Het Regionaal Tuchtcollege verklaart klaagster niet-ontvankelijk in het eerste onderdeel van de klacht en wijst de klacht voor het tweede onderdeel af.”
3. Vaststaande feiten en omstandigheden
Voor de beoordeling van het hoger beroep gaat het Centraal Tuchtcollege uit van de feiten en omstandigheden zoals weergegeven onder “2. De feiten” van de beslissing in eerste aanleg.
4. Beoordeling van het hoger beroep
4.1 Klaagster heeft in hoger beroep haar klacht herhaald en nader toegelicht. Met betrekking tot het klachtonderdeel dat de huisarts op 26 oktober 2001 een sturende verwijsbrief aan de dermatoloog heeft gestuurd, heeft klaagster een uitdraai van haar patiëntenstatus van de huisartsenpraktijk in het geding gebracht, waarin een weergave is te zien van de desbetreffende brief. Volgens klaagster is de verwijzingsbrief niet objectief en neutraal.
4.2 De huisarts heeft gemotiveerd verweer gevoerd.
4.3 De tekst van de verwijzingsbrief van 26 oktober 2001 luidt als volgt:
“Patiente heeft klachten van roodheid, wisselend papels in het gezicht; eerder werd gedacht aan allergie;
Haar klachten bestaan al langer dan een jaar.

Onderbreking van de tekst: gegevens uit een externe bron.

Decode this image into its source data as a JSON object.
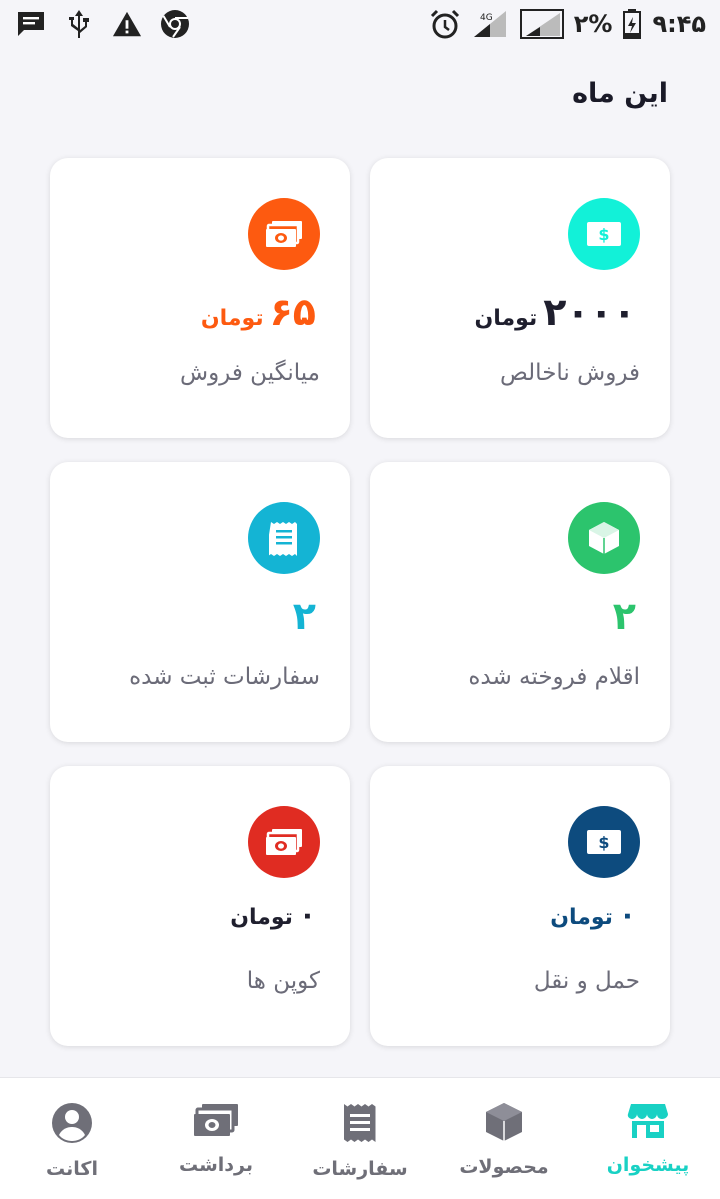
{
  "status_bar": {
    "time": "۹:۴۵",
    "battery_percent": "۲%",
    "network_label": "4G",
    "left_icons": [
      "message-icon",
      "usb-icon",
      "warning-icon",
      "chrome-icon"
    ],
    "right_icons": [
      "alarm-icon",
      "signal-icon",
      "signal-icon-2",
      "battery-icon"
    ]
  },
  "page": {
    "section_title": "این ماه"
  },
  "cards": [
    {
      "id": "net-sales",
      "icon": "cash-icon",
      "color": "#12f1d8",
      "value": "۲۰۰۰",
      "unit": "تومان",
      "value_color": "#1f1f2e",
      "label": "فروش ناخالص"
    },
    {
      "id": "avg-sales",
      "icon": "money-stack-icon",
      "color": "#fd5a10",
      "value": "۶۵",
      "unit": "تومان",
      "value_color": "#fd5a10",
      "label": "میانگین فروش"
    },
    {
      "id": "items-sold",
      "icon": "box-icon",
      "color": "#2cc46d",
      "value": "۲",
      "unit": "",
      "value_color": "#2cc46d",
      "label": "اقلام فروخته شده"
    },
    {
      "id": "orders",
      "icon": "receipt-icon",
      "color": "#14b4d4",
      "value": "۲",
      "unit": "",
      "value_color": "#14b4d4",
      "label": "سفارشات ثبت شده"
    },
    {
      "id": "shipping",
      "icon": "cash-icon",
      "color": "#0d4b7e",
      "value": "۰",
      "unit": "تومان",
      "value_color": "#0d4b7e",
      "label": "حمل و نقل"
    },
    {
      "id": "coupons",
      "icon": "money-stack-icon",
      "color": "#e02c22",
      "value": "۰",
      "unit": "تومان",
      "value_color": "#1f1f2e",
      "label": "کوپن ها"
    }
  ],
  "bottom_nav": [
    {
      "id": "dashboard",
      "label": "پیشخوان",
      "icon": "store-icon",
      "active": true
    },
    {
      "id": "products",
      "label": "محصولات",
      "icon": "box-icon",
      "active": false
    },
    {
      "id": "orders",
      "label": "سفارشات",
      "icon": "receipt-icon",
      "active": false
    },
    {
      "id": "withdraw",
      "label": "برداشت",
      "icon": "money-stack-icon",
      "active": false
    },
    {
      "id": "account",
      "label": "اکانت",
      "icon": "account-icon",
      "active": false
    }
  ]
}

De klachten maken haar angstig. De encyclopedie bestudeerd hebbend, denkt ze nu aan paardenschurft.
Mijns insziens is er sprake van rosacea.
Zij wil echter eerst consult dermatoloog ter uitsluiting van de paardenschuft.
Graag éénmalig uw deskundige visie.”
Naar het oordeel van het Centraal Tuchtcollege voldoet de verwijzingsbrief aan de daaraan te stellen eisen.
4.4 Voor het overige heeft de behandeling in hoger beroep het Centraal Tuchtcollege geen aanleiding gegeven tot de vaststelling van andere feiten en tot andere beschouwingen en beslissingen dan die van het College in eerste aanleg, zodat het beroep moet worden verworpen.
5. Beslissing
Het Centraal Tuchtcollege voor de Gezondheidszorg:
verwerpt het beroep.
Deze beslissing is gegeven door: mr. A.H.A. Scholten, voorzitter, mr. L.F. Gerretsen-Visser en mr. drs. R. Prakke-Nieuwenhuizen, leden-juristen en dr. B.P.M. Schweitzer en
prof. dr. R. Willemze, leden-beroepsgenoten en mr. M.H. van Gool, secretaris en uitgesproken ter openbare zitting van 13 augustus 2013. Voorzitter w.g. Secretaris w.g.